Even in low Earth orbit, space is a big place, and finding the GATV could prove to be a problem. To fix this, NASA provided the GATV with both optical beacons and a radar transponder. Rather than rely on reflections from a radar set aboard the Gemini, the GATV transponder would transmit a signal a short time after receiving an interrogation signal from the Gemini. This was to avoid the problem of getting accurate measurements of distance and velocity at the close ranges needed for docking maneuvers. The transponder delay was sufficient for the Gemini radar to switch from transmit to receive; the radar would then subtract the delay time to calculate range and relative speed, or range rate.
On the Gemini side, the rendezvous radar was a compact package riding in the very tip of the capsule. The business end was four flat fiberglass discs with interlaced spiral elements wound from center to edge. There was a single transmit antenna and three receive antennas, one each for azimuth and elevation, and one reference antenna. The three antennas were carefully arranged relative to the long axis of the spacecraft, and the azimuth and elevation antennas had servos to rotate them on their axes. The servos would rotate each antenna until the phase of the signal matched the phase of the fixed reference antenna; the angle of the antennas would then be used to calculate the angle to the target in two dimensions.

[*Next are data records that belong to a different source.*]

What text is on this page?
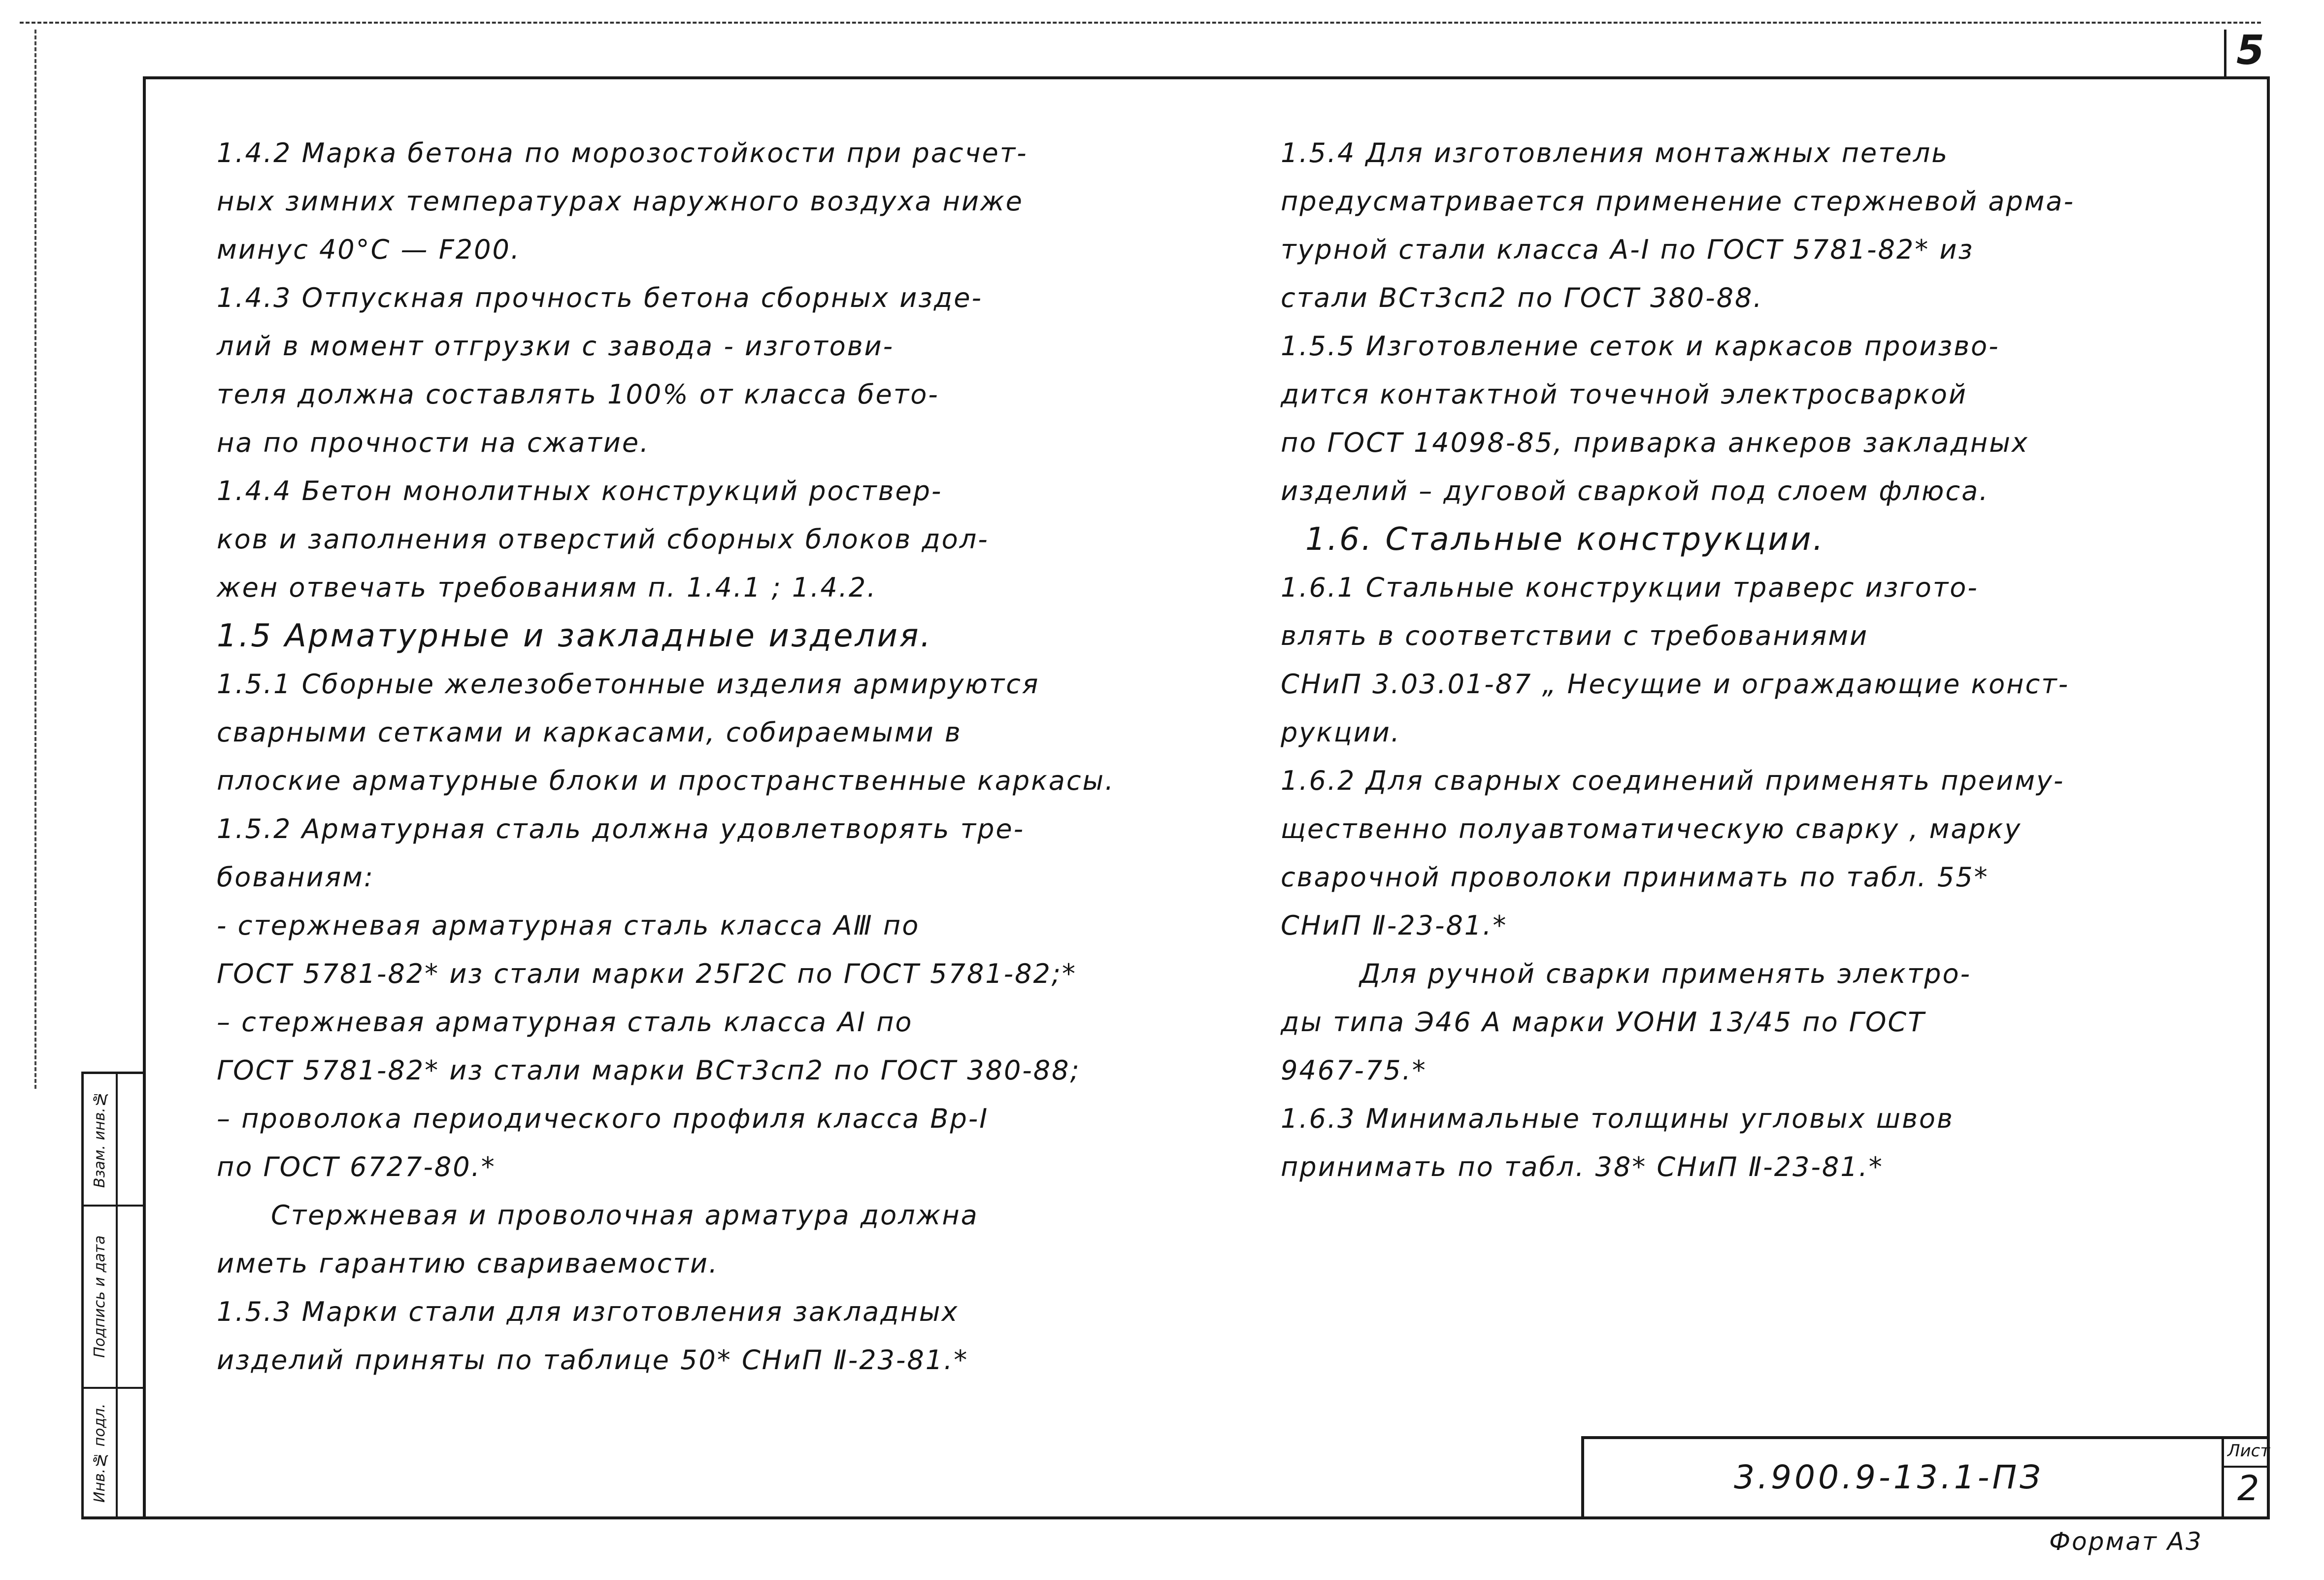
5
Инв.№ подл.
Подпись и дата
Взам. инв.№
Лист
2
3.900.9-13.1-ПЗ
Формат А3
1.4.2 Марка бетона по морозостойкости при расчет-
ных зимних температурах наружного воздуха ниже
минус 40°С — F200.
1.4.3 Отпускная прочность бетона сборных изде-
лий в момент отгрузки с завода - изготови-
теля должна составлять 100% от класса бето-
на по прочности на сжатие.
1.4.4 Бетон монолитных конструкций роствер-
ков и заполнения отверстий сборных блоков дол-
жен отвечать требованиям п. 1.4.1 ; 1.4.2.
1.5 Арматурные и закладные изделия.
1.5.1 Сборные железобетонные изделия армируются
сварными сетками и каркасами, собираемыми в
плоские арматурные блоки и пространственные каркасы.
1.5.2 Арматурная сталь должна удовлетворять тре-
бованиям:
- стержневая арматурная сталь класса АⅢ по
ГОСТ 5781-82* из стали марки 25Г2С по ГОСТ 5781-82;*
– стержневая арматурная сталь класса АⅠ по
ГОСТ 5781-82* из стали марки ВСт3сп2 по ГОСТ 380-88;
– проволока периодического профиля класса Вр-Ⅰ
по ГОСТ 6727-80.*
Стержневая и проволочная арматура должна
иметь гарантию свариваемости.
1.5.3 Марки стали для изготовления закладных
изделий приняты по таблице 50* СНиП Ⅱ-23-81.*
1.5.4 Для изготовления монтажных петель
предусматривается применение стержневой арма-
турной стали класса А-Ⅰ по ГОСТ 5781-82* из
стали ВСт3сп2 по ГОСТ 380-88.
1.5.5 Изготовление сеток и каркасов произво-
дится контактной точечной электросваркой
по ГОСТ 14098-85, приварка анкеров закладных
изделий – дуговой сваркой под слоем флюса.
1.6. Стальные конструкции.
1.6.1 Стальные конструкции траверс изгото-
влять в соответствии с требованиями
СНиП 3.03.01-87 „ Несущие и ограждающие конст-
рукции.
1.6.2 Для сварных соединений применять преиму-
щественно полуавтоматическую сварку , марку
сварочной проволоки принимать по табл. 55*
СНиП Ⅱ-23-81.*
Для ручной сварки применять электро-
ды типа Э46 А марки УОНИ 13/45 по ГОСТ
9467-75.*
1.6.3 Минимальные толщины угловых швов
принимать по табл. 38* СНиП Ⅱ-23-81.*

The range/range-rate meter in the cockpit was a critical instrument for the astronauts. It had to show the distance accurately over a range of 300,000 feet down to zero feet, and it had to indicate that the closing rate was safe for the current distance; the closer the vehicles, the slower the rate should be. The range/range-rate instrument was driven by the analog output from the radar — there was also a digital output that fed into the Gemini computer for navigational calculations. By ramping up a voltage along a linear curve starting at the moment when the transmitter fired and stopping it when the transponder signal was received, a current to drive the range meter was produced.
Despite all the careful planning, the first tests of the rendezvous radar did not go according to plan. Gemini 5, the dress rehearsal for the first rendezvous mission, was supposed to test the radar using a Radar Evaluation Pod, which was essentially the transponder from GATV which the crew could use to practice. The pod was released, but fuel cell problems on the capsule prevented the crew from completing the experiments.
The next mission, Gemini 6, was scrubbed in dramatic fashion. After the Agena rocket with the GATV to be used for rendezvous exercises exploded two minutes into its flight, NASA scrambled to salvage what it could. They decided to launch Gemini 7 with astronauts Jim Lovell and Frank Borman as scheduled, but with a GATV transponder in the nose, letting the spacecraft serve as the target vehicle. The original Gemini 6 was renamed Gemini 6A, and astronauts Tom Stafford and Wally Schirra took off to catch up with Lovel and Borman, already 11 days into a 14-day mission. The rendezvous mission went perfectly, with the two spacecraft approaching as close as a foot apart and keeping station so precisely that no correction burns of their thrusters were needed for a full 20 minutes.
With what was learned from Gemini 7/6a, four of the five remaining missions were able to rendezvous with and physically dock to their GATV — the one exception was Gemini 9a, whose GATV failed to jettison a fairing after achieving orbit. By the end of the program, NASA had reduced rendezvous and docking to practice, and everything that was learned in the process was applied to the Apollo missions, which carried rendezvous radars very similar to those used by Gemini.